For years, the Fair Labor Standards Act has been interpreted to allow claims against individual managers who violate overtime or minimum wage requirements. In a troubling development for upper management, earlier this month the Second Circuit Court of Appeals held the owner and chief executive officer of a company found to have violated the FLSA personally liable for such claims, despite the fact that he was not directly responsible for such violations.

In Irizarry v. Catsimatidis, the employer settled a class action claim brought against it by store managers who alleged that they were misclassified and not paid overtime. When the company defaulted on the settlement agreement, the plaintiffs asserted claims against the owner and CEO. He claimed that individual liability under the FLSA only applies when the manager in question is personally complicit in the wage violations.

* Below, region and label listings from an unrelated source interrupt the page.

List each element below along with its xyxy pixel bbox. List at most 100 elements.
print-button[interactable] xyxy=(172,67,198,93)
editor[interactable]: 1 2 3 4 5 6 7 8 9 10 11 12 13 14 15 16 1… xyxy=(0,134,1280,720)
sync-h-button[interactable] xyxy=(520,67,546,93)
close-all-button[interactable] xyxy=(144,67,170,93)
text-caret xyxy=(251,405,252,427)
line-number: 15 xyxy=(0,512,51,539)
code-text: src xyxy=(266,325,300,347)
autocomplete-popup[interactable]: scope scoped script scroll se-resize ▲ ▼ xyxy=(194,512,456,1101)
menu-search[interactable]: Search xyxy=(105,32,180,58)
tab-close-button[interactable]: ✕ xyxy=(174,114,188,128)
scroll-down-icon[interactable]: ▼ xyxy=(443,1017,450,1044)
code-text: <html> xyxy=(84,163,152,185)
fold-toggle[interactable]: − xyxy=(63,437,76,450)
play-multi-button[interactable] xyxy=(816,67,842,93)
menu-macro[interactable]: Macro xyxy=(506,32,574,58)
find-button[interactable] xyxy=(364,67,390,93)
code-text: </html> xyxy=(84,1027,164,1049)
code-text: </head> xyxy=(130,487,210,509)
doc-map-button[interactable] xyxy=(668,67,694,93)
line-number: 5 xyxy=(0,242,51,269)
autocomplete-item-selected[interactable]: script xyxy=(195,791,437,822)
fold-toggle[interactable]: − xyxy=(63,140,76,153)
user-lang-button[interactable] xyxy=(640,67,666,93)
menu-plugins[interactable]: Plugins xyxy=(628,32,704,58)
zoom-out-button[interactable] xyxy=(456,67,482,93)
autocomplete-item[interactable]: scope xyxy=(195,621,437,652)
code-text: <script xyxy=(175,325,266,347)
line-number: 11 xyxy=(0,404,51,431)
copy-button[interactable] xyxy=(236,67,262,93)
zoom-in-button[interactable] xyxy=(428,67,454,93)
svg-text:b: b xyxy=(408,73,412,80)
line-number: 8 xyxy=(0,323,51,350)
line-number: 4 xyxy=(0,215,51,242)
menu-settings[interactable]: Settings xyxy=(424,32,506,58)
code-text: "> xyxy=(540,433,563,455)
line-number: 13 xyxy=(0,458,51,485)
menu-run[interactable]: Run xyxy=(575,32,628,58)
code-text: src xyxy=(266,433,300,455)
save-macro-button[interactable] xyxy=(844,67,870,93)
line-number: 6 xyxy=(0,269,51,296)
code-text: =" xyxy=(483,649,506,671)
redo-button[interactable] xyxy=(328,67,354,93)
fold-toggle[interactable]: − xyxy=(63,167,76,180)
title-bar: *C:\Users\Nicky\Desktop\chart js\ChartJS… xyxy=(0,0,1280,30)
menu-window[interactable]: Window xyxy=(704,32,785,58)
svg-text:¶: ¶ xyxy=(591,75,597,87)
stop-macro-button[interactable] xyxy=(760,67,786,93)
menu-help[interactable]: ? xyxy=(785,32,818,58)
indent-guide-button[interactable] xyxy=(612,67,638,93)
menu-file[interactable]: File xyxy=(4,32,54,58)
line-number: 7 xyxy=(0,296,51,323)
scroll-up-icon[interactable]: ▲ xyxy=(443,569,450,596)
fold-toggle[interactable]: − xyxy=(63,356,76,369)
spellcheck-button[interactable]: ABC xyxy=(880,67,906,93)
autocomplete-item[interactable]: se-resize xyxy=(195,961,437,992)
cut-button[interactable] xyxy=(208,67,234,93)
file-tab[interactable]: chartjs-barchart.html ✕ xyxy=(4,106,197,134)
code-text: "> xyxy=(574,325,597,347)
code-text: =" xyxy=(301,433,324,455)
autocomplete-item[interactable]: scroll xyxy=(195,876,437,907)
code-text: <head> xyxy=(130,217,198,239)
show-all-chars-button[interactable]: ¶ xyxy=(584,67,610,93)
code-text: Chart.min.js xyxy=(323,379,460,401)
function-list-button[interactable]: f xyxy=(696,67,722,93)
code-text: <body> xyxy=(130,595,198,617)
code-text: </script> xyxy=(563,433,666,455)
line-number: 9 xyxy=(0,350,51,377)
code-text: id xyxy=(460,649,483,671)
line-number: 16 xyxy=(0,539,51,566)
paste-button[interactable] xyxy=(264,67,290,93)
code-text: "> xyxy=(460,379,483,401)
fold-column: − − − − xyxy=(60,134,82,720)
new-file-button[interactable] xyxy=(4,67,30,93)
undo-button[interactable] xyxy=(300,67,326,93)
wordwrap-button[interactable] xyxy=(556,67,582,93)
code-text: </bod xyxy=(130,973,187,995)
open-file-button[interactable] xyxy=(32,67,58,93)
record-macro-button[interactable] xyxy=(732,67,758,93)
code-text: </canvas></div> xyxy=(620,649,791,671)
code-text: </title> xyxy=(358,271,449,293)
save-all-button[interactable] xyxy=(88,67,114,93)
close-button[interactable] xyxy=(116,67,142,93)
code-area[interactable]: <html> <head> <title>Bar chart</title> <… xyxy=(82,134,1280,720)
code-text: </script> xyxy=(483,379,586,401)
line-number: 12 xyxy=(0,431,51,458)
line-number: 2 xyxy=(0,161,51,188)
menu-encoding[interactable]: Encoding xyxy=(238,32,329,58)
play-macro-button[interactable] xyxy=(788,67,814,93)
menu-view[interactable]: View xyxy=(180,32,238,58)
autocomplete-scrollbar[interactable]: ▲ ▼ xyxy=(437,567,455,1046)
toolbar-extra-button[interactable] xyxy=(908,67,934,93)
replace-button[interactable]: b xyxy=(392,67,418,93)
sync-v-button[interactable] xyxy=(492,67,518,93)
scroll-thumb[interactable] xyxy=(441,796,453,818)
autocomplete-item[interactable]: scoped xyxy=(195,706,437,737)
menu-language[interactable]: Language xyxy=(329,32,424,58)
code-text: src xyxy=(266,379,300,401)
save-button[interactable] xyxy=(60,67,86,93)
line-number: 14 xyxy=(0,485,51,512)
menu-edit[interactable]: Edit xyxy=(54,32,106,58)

The Second Circuit rejected this defense, finding the executive liable for the settlement payment. The defendant had overall operational control over the business, including personnel and payroll matters. The fact that he rarely exercised such direct control is irrelevant to the issue of personal liability under the FLSA.  Individuals with operational control over the business are defined as employers under the FLSA.

Employers are liable under the FLSA for double damages plus attorneys' fees, interest and costs. In class action claims, these damages and costs can easily reach into seven figures or more. State law may limit the company's ability to indemnify executives for personal claims relating to such violations. If for no other reason, the possibility of personal FLSA claims against executives should prompt companies to review their wage payment practices to confirm that they are meeting legal requirements.